Das 13 atividades pesquisadas no setor de serviços, 8 apresentaram queda da confiança em novembro. O Índice de Situação Atual (ISA-S) caiu 0,6 ponto, para 70,9 pontos, e o Índice de Expectativas (IE-S) diminuiu 2,2 pontos, para 84,5 pontos.

A maior contribuição para a variação do ISA-S no mês foi dada pelo indicador de percepção com a Situação Atual dos Negócios, que caiu 1,8 ponto, para 71,0 pontos. Entre os indicadores integrantes do Índice de Expectativas (IE-S), o destaque foi o de Demanda Prevista, que recuou 3,9 pontos, ao nível de 82,4 pontos.

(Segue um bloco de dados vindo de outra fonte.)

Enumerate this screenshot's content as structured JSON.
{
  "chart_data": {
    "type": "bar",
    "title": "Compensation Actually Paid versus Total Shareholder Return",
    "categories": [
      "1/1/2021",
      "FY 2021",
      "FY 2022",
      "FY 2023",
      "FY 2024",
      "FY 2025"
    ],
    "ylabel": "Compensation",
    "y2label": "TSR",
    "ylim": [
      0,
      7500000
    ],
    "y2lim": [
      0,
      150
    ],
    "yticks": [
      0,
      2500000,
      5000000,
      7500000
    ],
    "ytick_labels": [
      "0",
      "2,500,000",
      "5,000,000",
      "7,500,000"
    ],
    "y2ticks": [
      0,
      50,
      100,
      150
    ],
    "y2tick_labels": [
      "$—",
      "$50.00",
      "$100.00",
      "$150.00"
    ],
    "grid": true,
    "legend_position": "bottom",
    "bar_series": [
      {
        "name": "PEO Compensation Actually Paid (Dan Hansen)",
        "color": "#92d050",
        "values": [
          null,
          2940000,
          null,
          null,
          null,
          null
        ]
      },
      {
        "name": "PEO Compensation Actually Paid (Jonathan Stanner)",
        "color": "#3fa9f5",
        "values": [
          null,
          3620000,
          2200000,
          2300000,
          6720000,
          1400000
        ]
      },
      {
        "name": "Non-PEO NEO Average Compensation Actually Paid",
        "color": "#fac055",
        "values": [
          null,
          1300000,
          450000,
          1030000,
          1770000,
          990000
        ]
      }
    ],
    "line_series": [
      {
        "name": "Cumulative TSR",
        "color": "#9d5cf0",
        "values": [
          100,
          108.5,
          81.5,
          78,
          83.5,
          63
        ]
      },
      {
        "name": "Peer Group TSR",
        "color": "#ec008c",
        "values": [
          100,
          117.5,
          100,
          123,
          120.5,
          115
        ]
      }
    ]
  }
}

O Nível de Utilização da Capacidade (NUCI) do Setor de Serviços subiu 0,1 ponto percentual (p.p.) em novembro, para 82,6%. Na média do bimestre outubro-novembro, o NUCI ficou em 82,5%, abaixo da média de 82,7% registrada no trimestre anterior.

Em novembro, o indicador de Ímpeto de Contratações do Setor subiu 1,1 ponto, compensando apenas em parte a queda de 1,3 ponto observada no mês anterior. O resultado do bimestre coloca em dúvida a sustentabilidade da tendência de desaceleração do ritmo de desmobilização de mão de obra sugerida pelo avanço do Indicador entre abril e setembro. A proporção de empresas que pretendem aumentar o contingente de mão de obra nos três meses seguintes aumentou 2 p.p. nos dois últimos meses, de 8,7% para 10,7% do total. Mas a proporção de empresas prevendo reduzir o total de pessoal ocupado aumentou ainda mais (2,2 p.p.) no período, ao passar de 14,9% para 17,1% do total.